Sikiokuu had no idea that his words had hit the Ruler hard. He had hoped that the process of tracking down Nyawlra would distract the Ruler from the failure to arrest her. So he continued to chatter enthusiastically about the wizard’s powers.

“I believe the man has the gift of second sight and can see into the hearts of men,” Sikiokuu added.

“Where did you find this sorcerer?” the Ruler asked, his eyes still closed.

“Right here. In Eldares, Aburlria.”

“When?” the Ruler asked, straightening up, opening his eyes and fixing them on Sikiokuu.

“Before he went to America,” said Sikiokuu. “I first heard of the sorcerer’s gifts from people who claimed that he could read mirrors like books.”

“Let me remind you that actually I am the one who apprised you of the matter,” Kaniürü said to take credit, but Sikiokuu ignored him.

“All my preparations to capture the woman were going smoothly until news of your illness in America reached us. When I was told that the Wizard of the Crow was needed there, I said that the apprehension of Nyawlra would have to wait until the return of the Wizard of the Crow. Now here is my problem: the mirrors will arrive shortly, but their interpreter is nowhere to be found.”

The story prompted the Ruler to worry that if the sorcerer could really read what was hidden from the common eye, what did he know about the country, no, the Ruler being pregnant? And why had he chosen to impart his wisdom to Machokali instead of … he did not even want to complete the thought, for he suddenly felt horrified yet again at being compared to a woman. This sorcerer must be silenced.

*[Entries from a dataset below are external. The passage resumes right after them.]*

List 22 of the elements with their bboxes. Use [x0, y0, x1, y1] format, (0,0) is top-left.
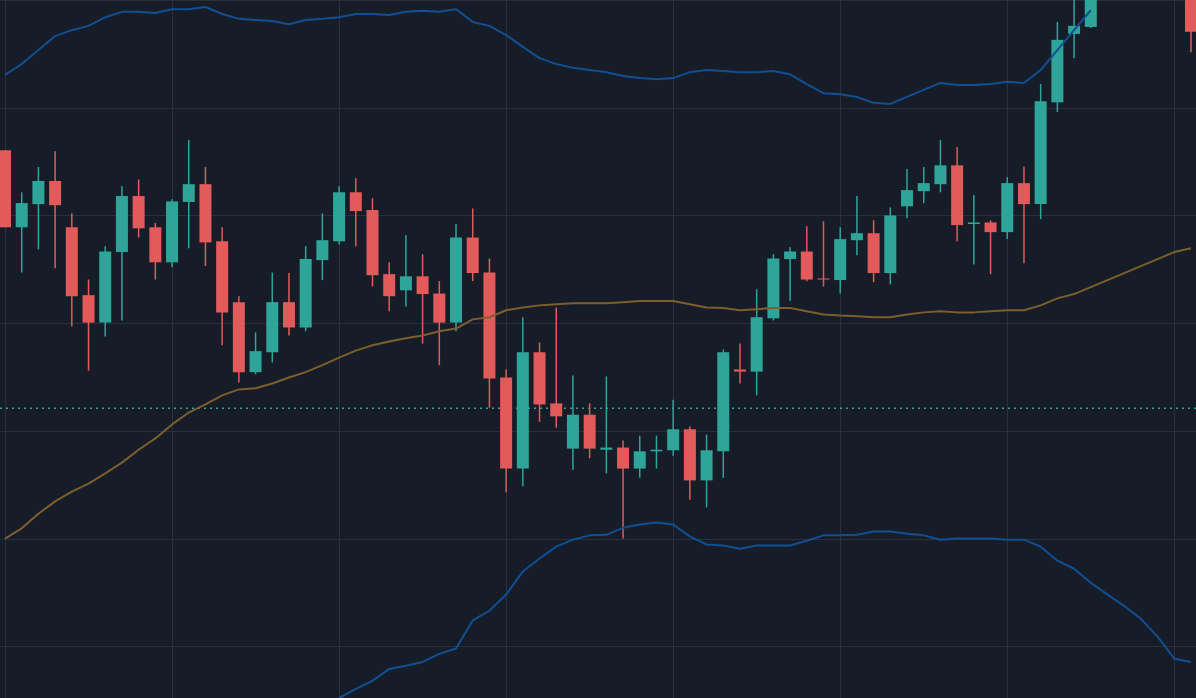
candlestick [784, 246, 797, 302]
candlestick [667, 398, 680, 457]
candlestick [32, 166, 45, 251]
candlestick [934, 139, 947, 194]
candlestick [617, 439, 630, 540]
candlestick [316, 212, 329, 281]
candlestick [984, 219, 997, 275]
candlestick [349, 177, 362, 247]
candlestick [249, 331, 262, 376]
candlestick [550, 306, 563, 429]
candlestick [633, 434, 646, 479]
candlestick [399, 234, 412, 308]
candlestick [416, 253, 429, 345]
candlestick [901, 168, 914, 219]
candlestick [383, 261, 396, 313]
candlestick [1017, 165, 1030, 265]
candlestick [733, 342, 746, 385]
candlestick [850, 195, 863, 257]
candlestick [917, 166, 930, 204]
candlestick [817, 220, 830, 288]
candlestick [967, 194, 980, 266]
candlestick [182, 139, 195, 250]
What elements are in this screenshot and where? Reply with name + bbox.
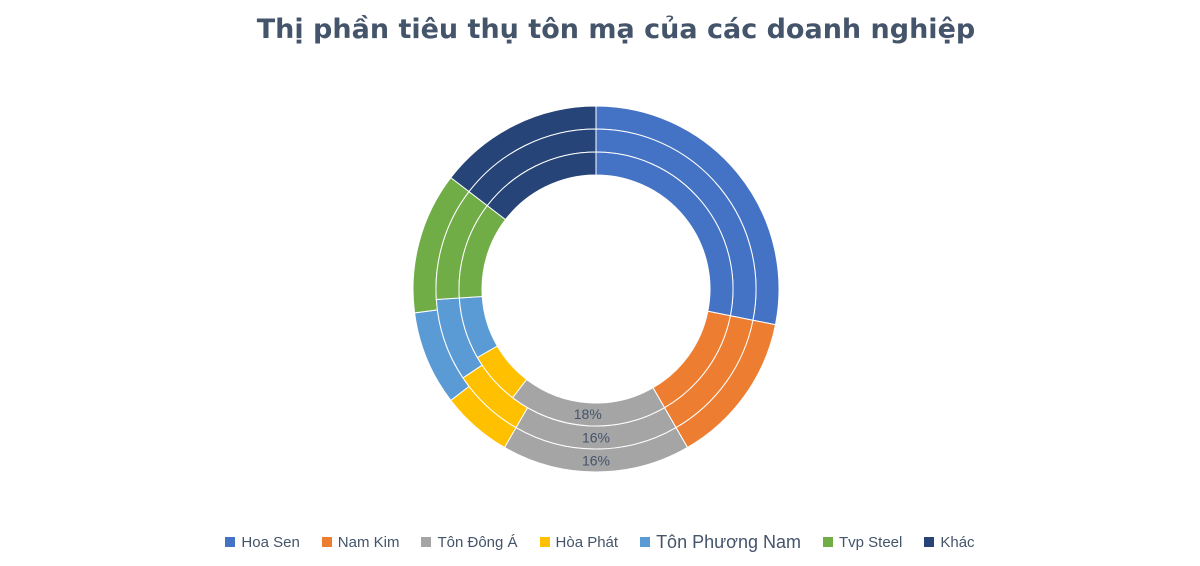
data-label: 16% [582,430,610,446]
legend-label: Nam Kim [337,533,400,551]
legend-swatch [321,537,332,547]
legend-swatch [640,537,651,547]
legend-label: Tôn Phương Nam [656,531,801,552]
legend-item: Tvp Steel [822,533,903,551]
legend-item: Tôn Đông Á [421,533,518,551]
legend-item: Khác [924,533,975,551]
legend-label: Tvp Steel [838,533,903,551]
legend-swatch [822,537,833,547]
legend-label: Khác [940,533,975,551]
legend-item: Hoa Sen [225,533,300,551]
data-label: 18% [574,406,602,422]
legend-swatch [421,537,432,547]
legend-label: Tôn Đông Á [437,533,518,551]
data-label: 16% [582,453,610,469]
legend-swatch [539,537,550,547]
legend-label: Hòa Phát [555,533,619,551]
ring-series-2: 16% [435,128,757,450]
slice-khác [486,151,597,221]
legend-label: Hoa Sen [241,533,300,551]
legend-swatch [225,537,236,547]
chart-title: Thị phần tiêu thụ tôn mạ của các doanh n… [256,14,976,45]
chart-legend: Hoa Sen Nam Kim Tôn Đông Á Hòa Phát Tôn Phươ… [0,530,1200,554]
legend-item: Nam Kim [321,533,400,551]
ring-series-3: 18% [458,151,734,427]
legend-item: Hòa Phát [539,533,619,551]
legend-item: Tôn Phương Nam [640,532,801,553]
legend-swatch [924,537,935,547]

“Where is he? Where is the Wizard of the Crow?” the Ruler asked angrily.

“I don’t know where he is. Since he went to America … perhaps Machokali might care to …” Sikiokuu said, trying to shift the burden of the sorcerer’s disappearance on Machokali.

“He is not in America,” said Machokali curtly, signaling that he did not want to get involved in this issue.

“He is not in Aburlria. And he is not in America. Where is the sorcerer?” the Ruler demanded. “Surely he must be somewhere on this earth?”

The Ruler suddenly was exhausted by the topic, as it was taking his mind away from more momentous matters. He was now staring straight ahead, entirely preoccupied with what Tajirika might bring him and what he would do to him if he came back empty-handed.

Machokali, who all along had surmised that there was a connection between Sikiokuu and the Wizard of the Crow, now felt malicious joy at the fact that the Ruler had sent a police squad to unearth the dollars. The angrier the Ruler became with the Wizard of the

Crow, the angrier he would be with Sikiokuu once the plot between the minister and the sorcerer was exposed.

“As to where the sorcerer is,” said Machokali, “it does not really matter. For what you have done, Your Mighty Excellency, in sending the three policemen to unearth the buried treasure, is an act of unfathomable wisdom and foresight, for even if no dollars are found, the act will serve to expose the lies of this man and his associates,” Machokali said.